Spectre

by artemisgrace



Category: Final Fantasy XV
Genre: Angst, Coping, Fear, Fear of Death, Friendship, Friendship/Love, Future Character Death, Grief/Mourning, Hallucinations, Hope, Loss, M/M, Not Actually Unrequited Love, Pining, References to Depression, Sleep Deprivation, Unhealthy Coping Mechanisms, at least that's how I see it ok, living in hope, references to future character death
Language: English
Status: Completed
Published: 2019-02-10
Updated: 2019-02-10
Packaged: 2019-10-25 23:04:54
Rating: Teen And Up Audiences
Warnings: No Archive Warnings Apply
Chapters: 1
Words: 1,372
Publisher: archiveofourown.org
Story URL: https://archiveofourown.org/works/17734355
Author URL: https://archiveofourown.org/users/artemisgrace/pseuds/artemisgrace
Summary: Prompto's never been all that good at waiting, and this long night is testing both his patience and his sanity.(Set a couple of years into the period of darkness)





	Spectre

**Author's Note:**

> This is my first FFXV fic, so it's a bit of a downer for a starter, but I hope y'all like it anyway.

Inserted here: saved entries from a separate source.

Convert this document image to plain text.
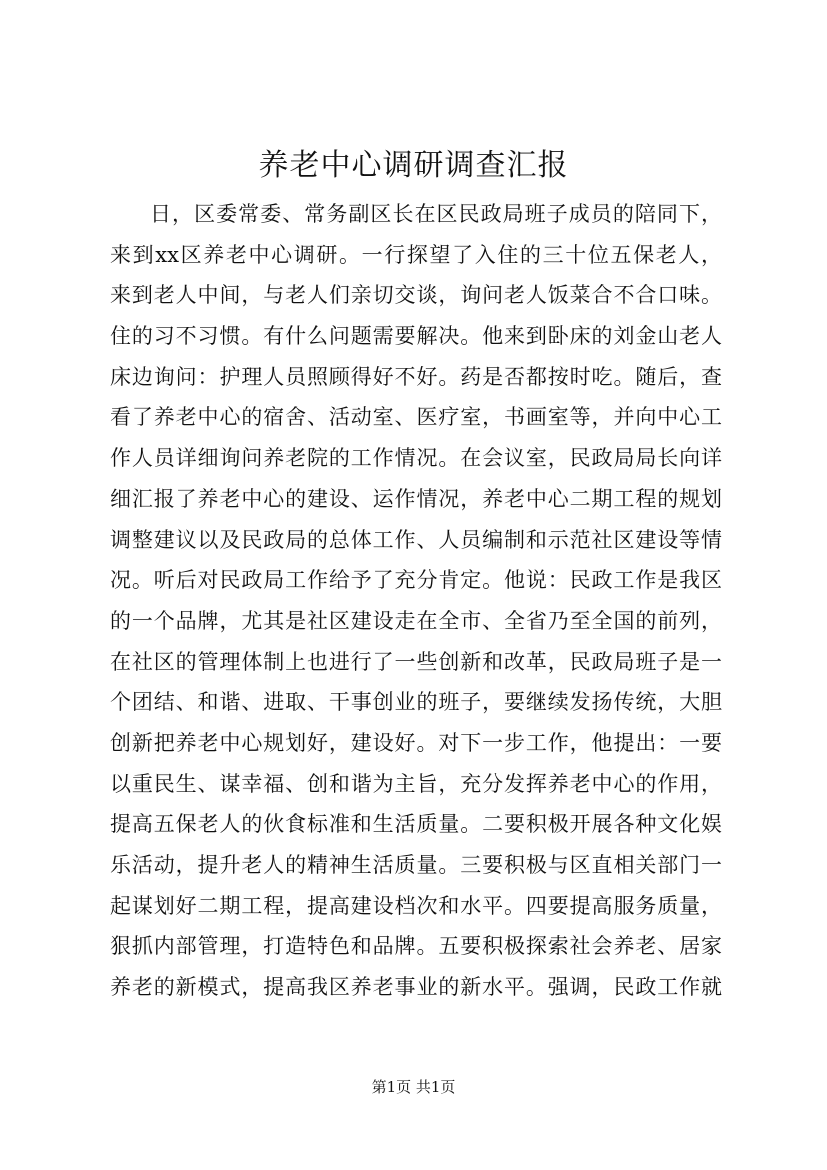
养老中心调研调查汇报
日，区委常委、常务副区长在区民政局班子成员的陪同下，
来到xx区养老中心调研。一行探望了入住的三十位五保老人，
来到老人中间，与老人们亲切交谈，询问老人饭菜合不合口味。
住的习不习惯。有什么问题需要解决。他来到卧床的刘金山老人
床边询问：护理人员照顾得好不好。药是否都按时吃。随后，查
看了养老中心的宿舍、活动室、医疗室，书画室等，并向中心工
作人员详细询问养老院的工作情况。在会议室，民政局局长向详
细汇报了养老中心的建设、运作情况，养老中心二期工程的规划
调整建议以及民政局的总体工作、人员编制和示范社区建设等情
况。听后对民政局工作给予了充分肯定。他说：民政工作是我区
的一个品牌，尤其是社区建设走在全市、全省乃至全国的前列，
在社区的管理体制上也进行了一些创新和改革，民政局班子是一
个团结、和谐、进取、干事创业的班子，要继续发扬传统，大胆
创新把养老中心规划好，建设好。对下一步工作，他提出：一要
以重民生、谋幸福、创和谐为主旨，充分发挥养老中心的作用，
提高五保老人的伙食标准和生活质量。二要积极开展各种文化娱
乐活动，提升老人的精神生活质量。三要积极与区直相关部门一
起谋划好二期工程，提高建设档次和水平。四要提高服务质量，
狠抓内部管理，打造特色和品牌。五要积极探索社会养老、居家
养老的新模式，提高我区养老事业的新水平。强调，民政工作就
第1页 共1页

The bare light bulb that illuminates what passes for his room these days flickers, the filament’s glow shuddering and casting deeper shadows across the space for a moment or two before steadying again, constant but dim. Like most things these last couple of years.

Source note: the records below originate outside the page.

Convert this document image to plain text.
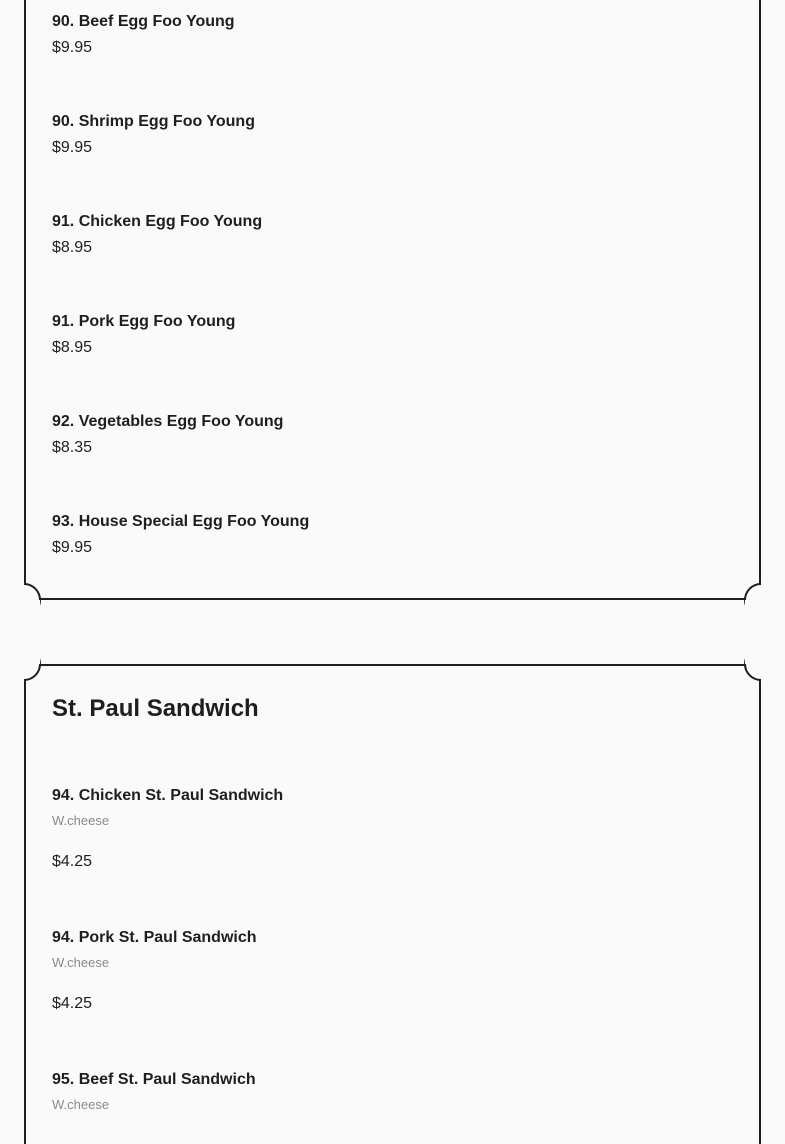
90. Beef Egg Foo Young
$9.95
90. Shrimp Egg Foo Young
$9.95
91. Chicken Egg Foo Young
$8.95
91. Pork Egg Foo Young
$8.95
92. Vegetables Egg Foo Young
$8.35
93. House Special Egg Foo Young
$9.95
St. Paul Sandwich
94. Chicken St. Paul Sandwich
W.cheese
$4.25
94. Pork St. Paul Sandwich
W.cheese
$4.25
95. Beef St. Paul Sandwich
W.cheese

Prompto sits on the edge of his bed and rubs his hands over his knees, feeling the rough, worn material of his pants beneath fingers that have grown more calloused with each hour of the long night. It takes a bit more pressure for him to feel it than it used to, and he curls his fingers, bitten nails catching slightly on the grain of woven threads, feeling the way they dig into the flesh beneath, not quite able to leave a multitude of half-moons through the thickness of the cloth. Not for want of trying.

Today is one of the bad days.

He ought to be sleeping, catching a few winks while he has the time, but it feels like all he has these days is time, and sleep is but one of the myriad of things that yet elude him, prickling like a promenade through a briar patch . . . he needs something to do with his hands, with his mind that just won’t stop reeling, and though it’s probably not a good idea, he reaches under his bed and pulls out a camera case. He dusts the case off with gentle fingers, his digits leaving darker streaks amongst the hazy grey of accumulated time.

He doesn’t take photos much anymore; the lighting is never any good now, and there’s nothing much about this age that he would want to capture in a picture at any rate.

The camera itself is immaculate when he pulls it from the case, of course it is; even if it doesn’t get much use nowadays, Prompto would never let it get dirty or let it fall into disrepair . . . it was a gift, after all. And . . . well, it’s the physical manifestation of better times, the last of his memories that Prompto can still hold in his hands. He keeps it functional so he can keep remembering even when his mind goes floating away.

He fears forgetting the most.

It lights up as he presses the power button and he feels years younger and decades older all at once. It’s definitely a bad idea, but he flicks back to some of the last pictures he took, back when the world was brighter. 

Noctis looks back at him from the screen, face scrunched up as he protests being woken from a nap, and Prompto stops breathing for a moment, whole torso tensing against the sudden sob that threatens to rip its way out of his chest, ribs creaking against the force of it. He curls in on himself until the moment passes, until he swallows the cry that waits at the back of his throat, then he sits back up, bringing his eyes back to the screen. He blinks away the blur that has gathered at the corners of his eyes and though his chin trembles, though his hands tremble, he can’t help but smile at the familiar face, the face he sees behind his eyelids more often than not.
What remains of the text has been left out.